Van Oosterzee was a member of the South African Medical Society, the first of its kind in southern Africa, which was established at some time before June 1827 and remained active for about twenty years. Papers were regularly delivered by members and on 6 August 1827 a committee consisting of Drs Van Oosterzee, R. Heurtley, and C.L. Liesching* was appointed to arrange for their publication; however, no copies of any such publications appear to have survived.

Van Oosterzee was first listed in the directory of the African court calendar in 1819, when he resided with his widowed mother at 6 Mostert Street. By 1824 he resided at Garden Buitenzorg, but from 1826 he practiced at 1 Church Square, where he also had a store. In 1828 he applied for a seat on the Medical Board. However, around this time his health failed. He then took his family to the Netherlands, where he died. On 29 August 1819 he married Augusta Wilhelmina Magdalena Thalman, with whom he had seven children. In 1832 his widow married his former friend, Francois L.C. Biccard*, who was studying in the Netherlands at the time, and returned to the Cape with her new husband.


List of sources:
African court calendar and directory/South African almanac and directory, 1819-1829. Reprinted by SA Library, Cape Town, 1982.

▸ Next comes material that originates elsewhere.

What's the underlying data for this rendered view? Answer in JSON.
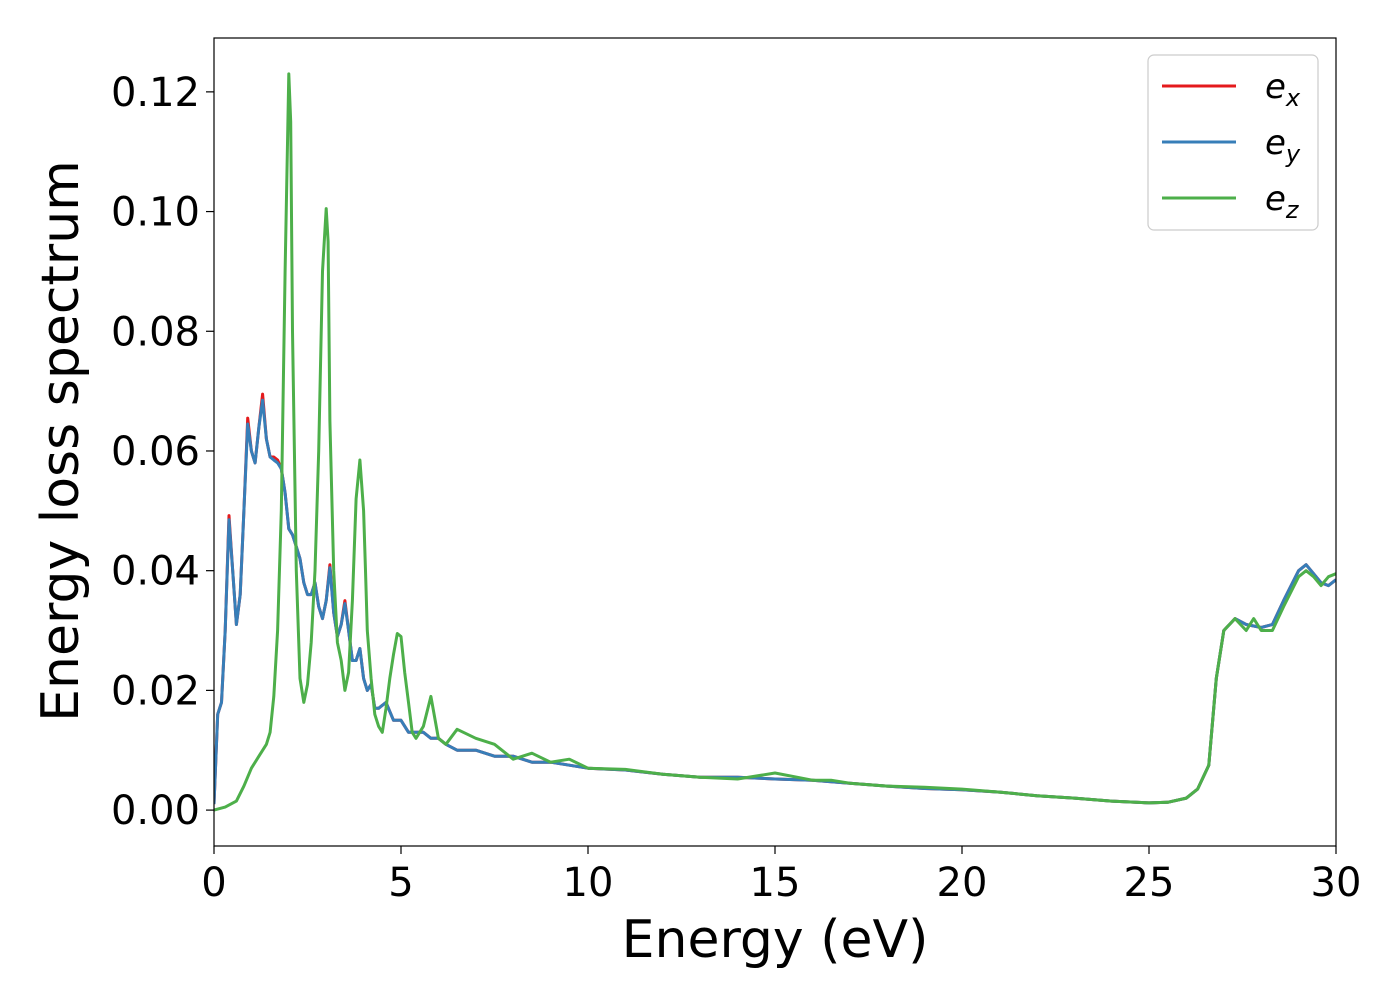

Beck, J.H.M. History of medicine and medical practice at the Cape (1894). In British Medical Association, Cape of Good Hope (Western Province) Branch, Presidential addresses for the years 1888-1908 (pp. 63-111). Cape Town: Taylor & Snashall, 1908.

Blumberg, C. The South African Medical Society, 1827-1846. South African Medical Journal, 17 August 1985, Vol. 68(4), pp. 267-269.

Burrows, E.H. A history of medicine in South Africa up to the end of the nineteenth century. Cape Town: Balkema, 1958.

Dr Johannes Knockers van Oosterzee. British 1820 Settlers to South Africa. Retrieved on 18 March 2021 from https://www.1820settlers.com/genealogy/getperson.php?personID=I9717&tree=master

Heese, J.A. South African genealogies. Pretoria and Stellenbosch, 1986-2005.

Laidler, P.W. & Gelfand, M. South Africa: Its medical history, 1652-1898. Cape Town: Struik, 1971.

National Automated Archival Information Retrieval System (NAAIRS). http://national.archives.gov.za/naairs.htm Documents relating to Van Oosterzee, Johannes Knocker(s) / Dr Van Oosterzee.

South African bibliography to the year 1925, Vol. 5. Cape Town: SA Library, 1991.